Brandon, who now attends Swindon College, said: “I was surprised when the message turned up. I remember going on holiday to Ilfracombe but I don’t remember sending the message in a bottle.

“I know people moan about pollution but I don’t think it should put people off from sending messages in a bottle.”

Brandon’s mum, Teresa Page, remembers her partner Robert decided to send the message in the bottle after listening to an album by The Police.

Teresa, 46, said: “Rob had a Police album and was listening to Message In A Bottle, and that’s when he thought he might write one.

“He wrapped it up and put it in a plastic Coke bottle.

This Is Wiltshire:

Brandon's original message

“Lucy told us that she found the bottle and the message was all intact, and she wrote back in coloured paper asking Brandon to tell his mummy to email her, thinking that it had been sent while on holiday in the summer.
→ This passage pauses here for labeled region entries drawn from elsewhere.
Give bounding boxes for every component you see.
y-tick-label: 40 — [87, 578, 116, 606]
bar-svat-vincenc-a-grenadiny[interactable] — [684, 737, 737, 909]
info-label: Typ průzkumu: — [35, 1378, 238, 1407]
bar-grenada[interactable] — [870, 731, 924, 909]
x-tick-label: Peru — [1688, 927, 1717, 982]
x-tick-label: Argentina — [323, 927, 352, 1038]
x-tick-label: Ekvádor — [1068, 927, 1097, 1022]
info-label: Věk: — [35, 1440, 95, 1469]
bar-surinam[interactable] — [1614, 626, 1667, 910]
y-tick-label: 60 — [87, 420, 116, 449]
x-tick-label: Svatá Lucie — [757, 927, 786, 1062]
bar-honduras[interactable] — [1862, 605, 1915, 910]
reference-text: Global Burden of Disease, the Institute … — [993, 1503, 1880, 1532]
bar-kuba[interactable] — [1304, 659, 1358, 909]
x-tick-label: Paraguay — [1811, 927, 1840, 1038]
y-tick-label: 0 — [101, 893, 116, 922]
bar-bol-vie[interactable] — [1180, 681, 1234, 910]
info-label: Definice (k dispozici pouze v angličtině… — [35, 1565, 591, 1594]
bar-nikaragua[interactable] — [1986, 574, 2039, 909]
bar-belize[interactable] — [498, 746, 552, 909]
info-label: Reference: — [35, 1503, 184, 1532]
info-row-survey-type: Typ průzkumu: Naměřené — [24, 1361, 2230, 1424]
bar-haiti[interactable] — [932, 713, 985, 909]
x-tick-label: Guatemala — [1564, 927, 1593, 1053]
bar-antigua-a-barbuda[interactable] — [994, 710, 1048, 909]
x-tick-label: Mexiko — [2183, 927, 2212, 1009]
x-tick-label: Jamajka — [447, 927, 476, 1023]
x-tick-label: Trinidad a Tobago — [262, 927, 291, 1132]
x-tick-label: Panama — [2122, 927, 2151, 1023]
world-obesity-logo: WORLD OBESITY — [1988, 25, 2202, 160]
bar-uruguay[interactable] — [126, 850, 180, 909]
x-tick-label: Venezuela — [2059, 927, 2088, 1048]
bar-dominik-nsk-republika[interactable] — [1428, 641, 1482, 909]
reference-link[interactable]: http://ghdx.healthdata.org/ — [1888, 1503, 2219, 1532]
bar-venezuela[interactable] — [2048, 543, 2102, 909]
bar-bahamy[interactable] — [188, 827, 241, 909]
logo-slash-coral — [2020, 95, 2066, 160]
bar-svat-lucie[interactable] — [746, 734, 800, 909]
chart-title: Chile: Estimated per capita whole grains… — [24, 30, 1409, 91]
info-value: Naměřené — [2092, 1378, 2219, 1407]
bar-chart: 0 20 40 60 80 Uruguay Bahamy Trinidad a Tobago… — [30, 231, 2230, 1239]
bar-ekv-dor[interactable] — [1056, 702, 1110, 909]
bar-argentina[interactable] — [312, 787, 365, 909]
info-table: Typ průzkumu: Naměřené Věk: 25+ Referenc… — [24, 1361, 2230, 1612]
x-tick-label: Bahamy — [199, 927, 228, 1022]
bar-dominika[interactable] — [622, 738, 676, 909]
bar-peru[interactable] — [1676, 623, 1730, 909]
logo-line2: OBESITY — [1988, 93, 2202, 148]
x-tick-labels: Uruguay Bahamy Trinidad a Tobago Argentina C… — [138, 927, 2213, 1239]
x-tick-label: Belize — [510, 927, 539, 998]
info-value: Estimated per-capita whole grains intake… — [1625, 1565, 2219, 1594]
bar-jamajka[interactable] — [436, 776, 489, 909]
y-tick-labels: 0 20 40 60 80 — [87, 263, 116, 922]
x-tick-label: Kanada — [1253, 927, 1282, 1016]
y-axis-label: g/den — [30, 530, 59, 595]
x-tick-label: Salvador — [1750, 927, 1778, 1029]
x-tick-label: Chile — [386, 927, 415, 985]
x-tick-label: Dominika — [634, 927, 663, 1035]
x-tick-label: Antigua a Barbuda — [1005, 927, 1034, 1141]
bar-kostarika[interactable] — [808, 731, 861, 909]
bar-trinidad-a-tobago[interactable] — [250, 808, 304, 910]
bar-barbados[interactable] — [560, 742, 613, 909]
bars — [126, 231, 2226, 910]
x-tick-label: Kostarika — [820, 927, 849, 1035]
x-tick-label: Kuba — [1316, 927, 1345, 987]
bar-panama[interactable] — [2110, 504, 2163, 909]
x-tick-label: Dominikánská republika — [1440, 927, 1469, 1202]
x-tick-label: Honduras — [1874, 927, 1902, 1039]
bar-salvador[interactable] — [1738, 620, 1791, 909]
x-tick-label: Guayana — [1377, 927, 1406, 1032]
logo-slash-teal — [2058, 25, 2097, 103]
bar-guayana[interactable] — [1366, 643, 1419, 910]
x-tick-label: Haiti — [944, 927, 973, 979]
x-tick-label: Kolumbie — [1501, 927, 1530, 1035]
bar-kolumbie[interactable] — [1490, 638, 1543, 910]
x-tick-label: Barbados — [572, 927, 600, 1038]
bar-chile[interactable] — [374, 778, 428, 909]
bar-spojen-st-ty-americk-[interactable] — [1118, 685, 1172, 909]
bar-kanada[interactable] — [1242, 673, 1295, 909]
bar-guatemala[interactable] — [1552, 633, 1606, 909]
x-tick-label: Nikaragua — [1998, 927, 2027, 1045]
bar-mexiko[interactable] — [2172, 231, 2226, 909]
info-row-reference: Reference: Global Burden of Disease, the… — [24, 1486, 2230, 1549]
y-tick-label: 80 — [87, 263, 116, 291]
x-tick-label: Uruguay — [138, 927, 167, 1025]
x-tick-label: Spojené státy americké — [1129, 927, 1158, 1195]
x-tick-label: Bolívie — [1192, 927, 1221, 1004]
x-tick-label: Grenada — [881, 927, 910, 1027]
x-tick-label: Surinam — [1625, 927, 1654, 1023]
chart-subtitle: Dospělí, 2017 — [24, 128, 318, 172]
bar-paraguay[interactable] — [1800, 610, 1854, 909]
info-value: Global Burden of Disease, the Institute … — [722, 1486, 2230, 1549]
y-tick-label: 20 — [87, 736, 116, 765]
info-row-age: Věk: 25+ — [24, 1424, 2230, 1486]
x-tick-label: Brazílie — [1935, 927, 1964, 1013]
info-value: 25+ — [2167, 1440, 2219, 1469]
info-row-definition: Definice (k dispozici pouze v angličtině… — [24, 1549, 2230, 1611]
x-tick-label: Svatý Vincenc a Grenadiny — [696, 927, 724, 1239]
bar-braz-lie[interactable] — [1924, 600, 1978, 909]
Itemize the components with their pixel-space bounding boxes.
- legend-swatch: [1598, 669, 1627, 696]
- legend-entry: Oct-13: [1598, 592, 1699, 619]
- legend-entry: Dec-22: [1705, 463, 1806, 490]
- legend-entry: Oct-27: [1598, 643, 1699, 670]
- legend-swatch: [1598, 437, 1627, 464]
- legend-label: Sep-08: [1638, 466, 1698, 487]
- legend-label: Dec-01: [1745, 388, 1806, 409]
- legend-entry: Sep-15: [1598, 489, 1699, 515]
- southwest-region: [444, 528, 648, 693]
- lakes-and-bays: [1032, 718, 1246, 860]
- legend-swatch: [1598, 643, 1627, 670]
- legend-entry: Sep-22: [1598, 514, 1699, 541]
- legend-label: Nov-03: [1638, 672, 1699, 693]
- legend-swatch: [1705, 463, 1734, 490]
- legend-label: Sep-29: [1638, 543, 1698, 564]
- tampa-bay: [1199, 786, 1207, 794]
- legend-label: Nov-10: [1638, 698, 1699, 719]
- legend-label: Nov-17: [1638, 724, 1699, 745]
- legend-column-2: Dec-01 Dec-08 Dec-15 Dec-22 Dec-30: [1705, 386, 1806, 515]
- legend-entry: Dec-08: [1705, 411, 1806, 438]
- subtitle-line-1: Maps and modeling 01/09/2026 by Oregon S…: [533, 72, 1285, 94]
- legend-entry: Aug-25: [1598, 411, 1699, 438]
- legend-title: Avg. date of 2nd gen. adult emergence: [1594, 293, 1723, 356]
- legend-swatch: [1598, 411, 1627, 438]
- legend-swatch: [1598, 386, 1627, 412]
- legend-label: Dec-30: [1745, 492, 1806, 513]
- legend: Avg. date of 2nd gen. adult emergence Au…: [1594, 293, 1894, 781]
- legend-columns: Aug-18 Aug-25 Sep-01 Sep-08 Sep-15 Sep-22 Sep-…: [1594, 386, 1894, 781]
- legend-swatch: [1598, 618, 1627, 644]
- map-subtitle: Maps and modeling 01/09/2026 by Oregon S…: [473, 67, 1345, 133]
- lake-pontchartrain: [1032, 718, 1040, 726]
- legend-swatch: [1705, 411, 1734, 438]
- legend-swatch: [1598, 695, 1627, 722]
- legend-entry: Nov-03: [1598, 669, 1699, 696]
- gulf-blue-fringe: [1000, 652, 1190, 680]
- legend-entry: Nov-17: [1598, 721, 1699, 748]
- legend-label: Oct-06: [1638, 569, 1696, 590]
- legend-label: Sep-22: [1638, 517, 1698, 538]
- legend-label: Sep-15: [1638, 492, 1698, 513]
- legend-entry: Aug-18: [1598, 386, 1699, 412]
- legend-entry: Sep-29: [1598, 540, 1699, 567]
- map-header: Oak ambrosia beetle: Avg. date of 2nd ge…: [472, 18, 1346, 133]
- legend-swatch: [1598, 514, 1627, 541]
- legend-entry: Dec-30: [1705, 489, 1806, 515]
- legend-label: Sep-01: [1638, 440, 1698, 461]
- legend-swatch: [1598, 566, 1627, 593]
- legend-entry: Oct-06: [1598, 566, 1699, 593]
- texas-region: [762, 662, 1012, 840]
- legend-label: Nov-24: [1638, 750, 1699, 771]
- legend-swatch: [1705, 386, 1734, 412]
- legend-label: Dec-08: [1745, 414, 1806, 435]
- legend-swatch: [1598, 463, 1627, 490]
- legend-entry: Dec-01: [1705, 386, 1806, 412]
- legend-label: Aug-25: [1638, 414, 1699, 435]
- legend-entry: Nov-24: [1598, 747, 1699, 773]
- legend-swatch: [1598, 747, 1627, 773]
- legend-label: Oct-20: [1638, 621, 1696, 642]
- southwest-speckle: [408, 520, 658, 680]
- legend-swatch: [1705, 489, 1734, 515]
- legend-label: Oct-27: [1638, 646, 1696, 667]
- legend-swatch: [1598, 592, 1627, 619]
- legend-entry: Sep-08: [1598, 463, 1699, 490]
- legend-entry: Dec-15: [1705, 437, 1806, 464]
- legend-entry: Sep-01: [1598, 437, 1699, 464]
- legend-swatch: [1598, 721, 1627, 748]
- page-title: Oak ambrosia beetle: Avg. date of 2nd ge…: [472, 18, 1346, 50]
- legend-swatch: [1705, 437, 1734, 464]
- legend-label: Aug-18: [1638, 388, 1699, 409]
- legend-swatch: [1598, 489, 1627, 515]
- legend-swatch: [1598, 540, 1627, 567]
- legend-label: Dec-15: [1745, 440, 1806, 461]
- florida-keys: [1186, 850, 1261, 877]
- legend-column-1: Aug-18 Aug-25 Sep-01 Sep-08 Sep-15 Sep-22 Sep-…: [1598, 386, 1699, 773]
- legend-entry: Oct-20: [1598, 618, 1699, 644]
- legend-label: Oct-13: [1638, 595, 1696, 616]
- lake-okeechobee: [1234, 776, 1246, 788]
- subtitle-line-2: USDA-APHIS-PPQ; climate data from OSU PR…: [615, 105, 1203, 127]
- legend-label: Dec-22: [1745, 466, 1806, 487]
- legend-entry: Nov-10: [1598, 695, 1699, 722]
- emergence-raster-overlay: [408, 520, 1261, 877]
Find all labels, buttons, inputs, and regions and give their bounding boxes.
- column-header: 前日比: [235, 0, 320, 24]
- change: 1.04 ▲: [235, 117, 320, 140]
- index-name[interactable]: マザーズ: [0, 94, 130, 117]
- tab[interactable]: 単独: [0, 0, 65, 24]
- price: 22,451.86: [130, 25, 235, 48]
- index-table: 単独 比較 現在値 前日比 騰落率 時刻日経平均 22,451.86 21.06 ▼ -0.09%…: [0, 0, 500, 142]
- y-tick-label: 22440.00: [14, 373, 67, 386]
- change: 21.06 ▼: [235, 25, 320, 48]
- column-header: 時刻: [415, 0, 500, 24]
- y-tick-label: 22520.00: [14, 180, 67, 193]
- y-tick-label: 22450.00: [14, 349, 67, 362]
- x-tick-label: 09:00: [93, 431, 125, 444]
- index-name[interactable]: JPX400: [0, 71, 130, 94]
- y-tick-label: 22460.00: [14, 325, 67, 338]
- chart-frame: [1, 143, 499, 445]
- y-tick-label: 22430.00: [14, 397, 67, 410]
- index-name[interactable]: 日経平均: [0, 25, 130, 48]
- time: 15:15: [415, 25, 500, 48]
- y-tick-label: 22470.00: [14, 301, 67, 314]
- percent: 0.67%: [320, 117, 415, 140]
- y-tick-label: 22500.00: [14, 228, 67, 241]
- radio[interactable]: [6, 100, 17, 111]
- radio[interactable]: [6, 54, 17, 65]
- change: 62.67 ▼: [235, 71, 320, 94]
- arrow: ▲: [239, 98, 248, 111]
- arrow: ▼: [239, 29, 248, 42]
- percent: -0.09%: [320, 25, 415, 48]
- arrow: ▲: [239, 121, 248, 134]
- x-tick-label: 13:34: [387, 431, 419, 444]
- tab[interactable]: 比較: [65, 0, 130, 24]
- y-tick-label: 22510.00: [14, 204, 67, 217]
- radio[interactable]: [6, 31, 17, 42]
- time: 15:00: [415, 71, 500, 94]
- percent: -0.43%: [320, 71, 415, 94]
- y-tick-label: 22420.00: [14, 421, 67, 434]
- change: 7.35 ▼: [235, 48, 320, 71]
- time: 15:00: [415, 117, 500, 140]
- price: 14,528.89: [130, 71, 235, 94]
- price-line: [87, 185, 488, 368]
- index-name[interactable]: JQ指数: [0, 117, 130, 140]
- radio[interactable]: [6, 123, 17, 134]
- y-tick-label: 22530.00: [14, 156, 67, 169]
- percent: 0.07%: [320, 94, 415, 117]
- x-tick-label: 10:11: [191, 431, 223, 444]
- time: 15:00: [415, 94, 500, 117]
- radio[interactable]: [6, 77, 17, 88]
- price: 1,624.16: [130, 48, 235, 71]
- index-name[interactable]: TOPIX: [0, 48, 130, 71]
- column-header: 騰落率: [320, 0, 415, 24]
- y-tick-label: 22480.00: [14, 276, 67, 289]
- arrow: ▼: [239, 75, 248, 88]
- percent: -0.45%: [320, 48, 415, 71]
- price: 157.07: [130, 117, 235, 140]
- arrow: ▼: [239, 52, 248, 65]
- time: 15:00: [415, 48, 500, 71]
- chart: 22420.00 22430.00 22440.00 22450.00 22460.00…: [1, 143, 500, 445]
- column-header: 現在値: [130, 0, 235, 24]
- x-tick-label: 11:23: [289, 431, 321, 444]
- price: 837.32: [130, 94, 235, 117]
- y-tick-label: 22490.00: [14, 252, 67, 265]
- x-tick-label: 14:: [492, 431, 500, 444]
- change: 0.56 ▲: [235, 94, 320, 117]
“I think she was a bit shocked when she found out he was 19.”

Lucy found the bottle after a storm which caused Chiswell’s flood sirens to be sounded for the first time in 30 years.

Teresa was surprised to hear that the message had been found in one piece after all that time.

She said: “When Lucy found it the message was dry and intact. It’s a bit worrying that it survived even after 13 years in the sea.

“It is unbelievable that Lucy found it after so much time.”

The bottle is one of the slowest to arrive on a beach, having only travelled some hundred miles or so down the coast.

 

This Is Wiltshire: The seven-year-old Brandon at the time he sent the message

The other shock finding is that Lucy’s partner comes from Swindon, and her best friend grew up in Home Farm, where Teresa and her family live.

Teresa said: “They reckon it’s the slowest ever message in a bottle but I expect there are loads out there that haven't been found.

“We used to come down to Weymouth every year when Brandon was younger and always went up to Portland Bill.

“I wanted to move up there as I love it so much so it’s strange that the bottle was found in that area.”